Clinician Responsibilities

Empathy

Those caring for someone with long COVID can spend time listening, and ensure the person who is ill feels heard and connected with, shared Dr. Weingarten. For clinicians, empathy is important, she stressed. “Listening to your patient, and again, as much as possible saying ‘we will get through this together,’ that’s what instills hope for people,” she said. For Benitez, this empathy was critical. “One of the biggest things that has helped me through this has been the group of health care providers, the professionals, that take a step back and say, ‘I believe you,’ ‘I hear you,’” she recalled. Dr. Madaras warned health care providers that the unavailability of long COVID diagnostic tests poses a risk for patients being dismissed. “We should listen to, document, empathize... we need to have that kind of empathy, even if we don’t have the test,” he asserted.

Advocacy

Beyond empathy, Dr. Madaras stressed that the quality of care given by health care providers can have a critical impact on a patient's future, especially for those in immigrant, migrant, and refugee communities. Illnesses, including long COVID, resulting from or sustained during employment are considered work-related.  Clear documentation is key, as documentation may be needed to confirm a disability. Unless symptoms are documented from the start of an acute case, the opportunity to relate long COVID back to the initial illness may be impossible, Dr. Madaras said. “Then there is a problem, and we didn’t do our patient justice,” he added. When health care providers determine there is more than a 50% chance the illness is work-related, they are encouraged to use specific phrases like “more likely than not due to work,” or “but for the work, the condition would not exist,” Dr. Madaras explained. Using undeniable language may impact whether a worker has access to workers’ compensation, including immediate, long-term, and specialty care, when they return to work, prevention at the workplace, and public health surveillance, he added.

For Benitez, the fact that her health care providers took an active role advocating for her within the health system was impactful. “There are so many questions that we have, but we are taking it a visit at a time,” she said. “The health care providers are reaching out to other specialists and saying, ‘Hey, can you try this,’ or, ‘Can you try something else?’ Anything you can do as clinicians to help support the patients that you are seeing, I know it goes a long way to help them in their recovery,” she said. 

Talking to patients about getting vaccinated in one-on-one conversations is another way she recommended health care providers to advocate, as she and her coworkers have found these conversations have often been a “make it or break it” moment in their community members’ decisions to get vaccinated.

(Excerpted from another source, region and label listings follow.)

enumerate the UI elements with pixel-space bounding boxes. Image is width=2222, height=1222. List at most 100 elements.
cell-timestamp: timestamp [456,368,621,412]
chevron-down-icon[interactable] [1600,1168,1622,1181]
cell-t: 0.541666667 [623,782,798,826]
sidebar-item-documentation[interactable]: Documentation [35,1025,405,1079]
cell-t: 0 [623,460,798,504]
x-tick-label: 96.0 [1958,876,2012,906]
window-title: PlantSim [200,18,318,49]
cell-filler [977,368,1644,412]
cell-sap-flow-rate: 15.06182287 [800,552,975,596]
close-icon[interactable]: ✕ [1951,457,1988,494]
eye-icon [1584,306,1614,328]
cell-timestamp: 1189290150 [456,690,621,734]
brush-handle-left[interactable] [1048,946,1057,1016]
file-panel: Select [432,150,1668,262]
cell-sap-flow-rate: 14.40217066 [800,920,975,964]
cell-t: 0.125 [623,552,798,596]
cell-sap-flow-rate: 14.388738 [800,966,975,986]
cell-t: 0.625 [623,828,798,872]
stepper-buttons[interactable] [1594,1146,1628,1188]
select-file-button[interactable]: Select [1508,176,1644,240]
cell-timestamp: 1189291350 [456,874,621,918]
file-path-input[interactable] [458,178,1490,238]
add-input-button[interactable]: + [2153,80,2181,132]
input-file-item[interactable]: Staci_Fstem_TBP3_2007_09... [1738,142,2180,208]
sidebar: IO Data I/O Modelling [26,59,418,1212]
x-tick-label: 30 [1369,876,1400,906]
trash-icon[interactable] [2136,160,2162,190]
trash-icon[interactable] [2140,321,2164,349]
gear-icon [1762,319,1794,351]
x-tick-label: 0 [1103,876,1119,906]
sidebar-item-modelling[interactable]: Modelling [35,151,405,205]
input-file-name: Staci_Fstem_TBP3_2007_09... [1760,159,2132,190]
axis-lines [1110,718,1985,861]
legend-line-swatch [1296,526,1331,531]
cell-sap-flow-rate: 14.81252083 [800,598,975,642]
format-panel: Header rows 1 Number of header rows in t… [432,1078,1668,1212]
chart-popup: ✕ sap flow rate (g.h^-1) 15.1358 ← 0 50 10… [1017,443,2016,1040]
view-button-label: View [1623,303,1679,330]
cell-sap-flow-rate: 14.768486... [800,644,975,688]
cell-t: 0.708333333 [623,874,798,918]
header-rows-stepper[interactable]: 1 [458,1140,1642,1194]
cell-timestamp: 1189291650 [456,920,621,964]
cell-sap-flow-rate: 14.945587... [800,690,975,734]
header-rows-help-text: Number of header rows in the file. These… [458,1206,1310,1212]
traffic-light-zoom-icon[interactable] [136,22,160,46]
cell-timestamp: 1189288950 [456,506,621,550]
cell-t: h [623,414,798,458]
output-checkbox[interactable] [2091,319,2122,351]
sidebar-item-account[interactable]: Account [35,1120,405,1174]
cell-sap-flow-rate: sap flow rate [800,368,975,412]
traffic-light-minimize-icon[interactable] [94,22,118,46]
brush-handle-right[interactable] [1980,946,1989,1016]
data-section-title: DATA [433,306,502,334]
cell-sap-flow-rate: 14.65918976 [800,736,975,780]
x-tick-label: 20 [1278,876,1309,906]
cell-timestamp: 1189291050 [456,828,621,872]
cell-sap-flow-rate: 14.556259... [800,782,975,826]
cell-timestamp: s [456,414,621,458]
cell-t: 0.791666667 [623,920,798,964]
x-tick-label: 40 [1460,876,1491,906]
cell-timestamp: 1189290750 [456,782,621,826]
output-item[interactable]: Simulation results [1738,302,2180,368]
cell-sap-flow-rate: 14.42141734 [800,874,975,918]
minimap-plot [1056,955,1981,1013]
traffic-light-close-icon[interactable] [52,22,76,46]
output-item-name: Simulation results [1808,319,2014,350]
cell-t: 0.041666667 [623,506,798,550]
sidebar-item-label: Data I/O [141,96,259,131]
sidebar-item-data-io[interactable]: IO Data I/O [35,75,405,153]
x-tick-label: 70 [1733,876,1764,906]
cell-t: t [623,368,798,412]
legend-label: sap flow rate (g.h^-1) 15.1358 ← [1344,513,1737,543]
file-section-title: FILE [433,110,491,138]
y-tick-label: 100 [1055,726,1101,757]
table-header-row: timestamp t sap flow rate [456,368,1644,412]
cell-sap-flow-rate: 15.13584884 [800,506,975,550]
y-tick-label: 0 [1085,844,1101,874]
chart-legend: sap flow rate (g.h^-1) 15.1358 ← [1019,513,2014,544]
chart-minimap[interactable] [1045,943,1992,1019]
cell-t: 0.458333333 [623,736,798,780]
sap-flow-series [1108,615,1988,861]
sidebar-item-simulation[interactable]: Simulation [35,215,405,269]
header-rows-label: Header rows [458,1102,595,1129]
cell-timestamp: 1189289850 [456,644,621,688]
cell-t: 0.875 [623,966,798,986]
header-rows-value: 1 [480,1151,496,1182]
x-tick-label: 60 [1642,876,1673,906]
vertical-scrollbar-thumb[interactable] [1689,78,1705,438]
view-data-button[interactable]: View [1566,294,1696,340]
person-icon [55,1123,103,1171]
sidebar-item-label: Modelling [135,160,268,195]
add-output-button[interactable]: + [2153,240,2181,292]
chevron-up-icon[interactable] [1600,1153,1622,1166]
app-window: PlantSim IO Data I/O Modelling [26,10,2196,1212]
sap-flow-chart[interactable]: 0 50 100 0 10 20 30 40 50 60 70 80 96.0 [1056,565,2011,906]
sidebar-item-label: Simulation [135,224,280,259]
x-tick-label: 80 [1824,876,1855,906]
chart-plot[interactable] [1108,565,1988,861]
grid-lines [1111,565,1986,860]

For other kinds of clinicians, for Community Health Workers, and others working at nonprofits across the country, advocacy within their communities can be just as critical. Benitez and her coworkers help connect those who are ill with health care providers, but also answer questions about how they will care for their families and encourage them to seek medical care for long COVID. When unvaccinated community members ask Benitez about why she has gotten sick, even though she is vaccinated, her advocacy continues as she explains that she believes she would have been worst off without vaccines. “Just the fact that I am alive, that is a big enough thing for me that I am going to keep on doing everything that I can to protect myself,” she shared. Explaining the purpose of getting vaccinated, Benitez tells community members that while COVID-19 vaccines may not protect them from contracting the virus, it will help protect them from intubation, other complications, and even death.